The use of more concentrated, high gravity and very high gravity (VHG) brewer’s worts for the manufacture of beer has economic and environmental advantages. By using a special strain of brewer’s yeast and adding more sugar, commercial brewers can create a beer with a higher alcohol percentage using the same amount of ingredients. The resulting concentrated beer can be diluted with water to create a beer with the desired alcohol content. Current strains of brewer’s yeasts, however, ferment VHG worts slowly and incompletely, leaving undesirable byproducts in the final beers.
Current research suggests that lager yeast strains possess a faulty gene that causes the brewing problems. Researchers repaired the lager yeast’s genes by using DNA sequenced from an ale strain. The new yeast fermented VHG lager wort faster and more completely than unmodified strains, producing beers containing more ethanol and less unwanted byproducts.

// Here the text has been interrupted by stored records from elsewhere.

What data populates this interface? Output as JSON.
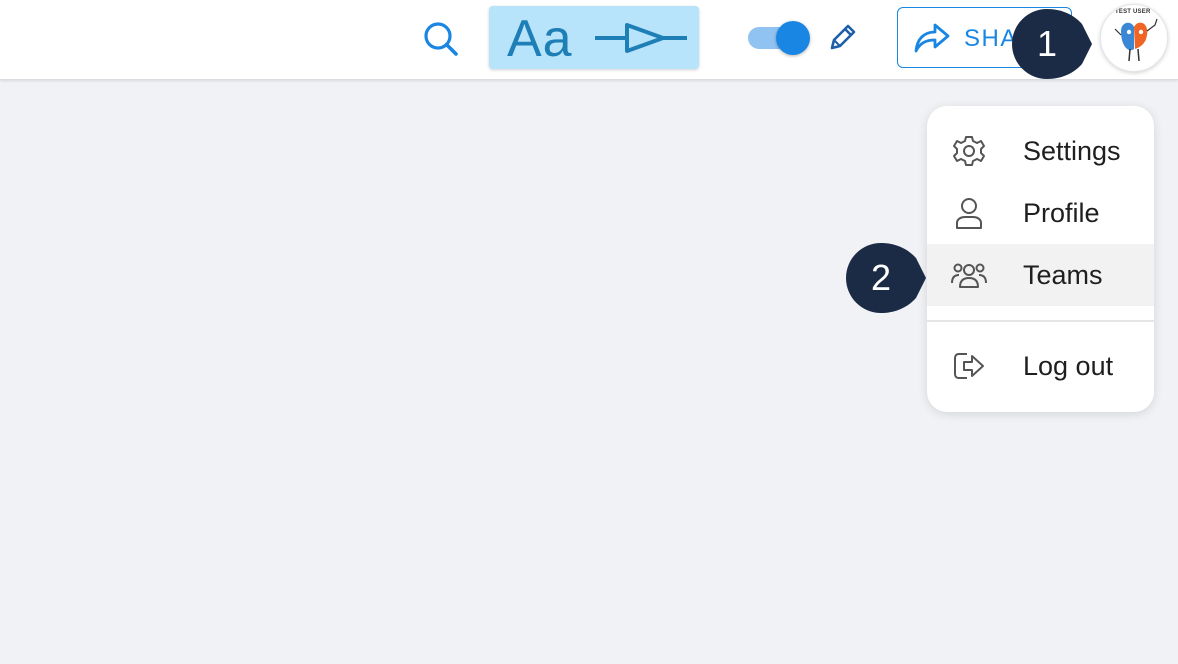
{
  "toolbar": {
    "text_style_label": "Aa",
    "share_label": "SHARE"
  },
  "avatar": {
    "tag": "TEST USER"
  },
  "badges": {
    "step1": "1",
    "step2": "2"
  },
  "menu": {
    "items": [
      {
        "label": "Settings",
        "icon": "gear-icon"
      },
      {
        "label": "Profile",
        "icon": "user-icon"
      },
      {
        "label": "Teams",
        "icon": "team-icon",
        "active": true
      },
      {
        "label": "Log out",
        "icon": "logout-icon"
      }
    ]
  },
  "colors": {
    "accent": "#1a86e3",
    "highlight": "#b7e3fb",
    "badge": "#1c2b45",
    "background": "#f0f2f5"
  }
}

“They [the transformed yeasts] fermented VHG wort faster and more completely, producing beers containing more ethanol and less residual maltose and maltotriose,” say the researchers.
(V. Vidgren, A. Huuskonen, H. Virtanen, L. Ruohonen, J. Londesborough. 2009. Improved fermentation performance of a lager yeast after repair of its AGT1 maltose and maltotriose transporter genes. Applied and Environmental Microbiology, 75. 8: 2333-2345.)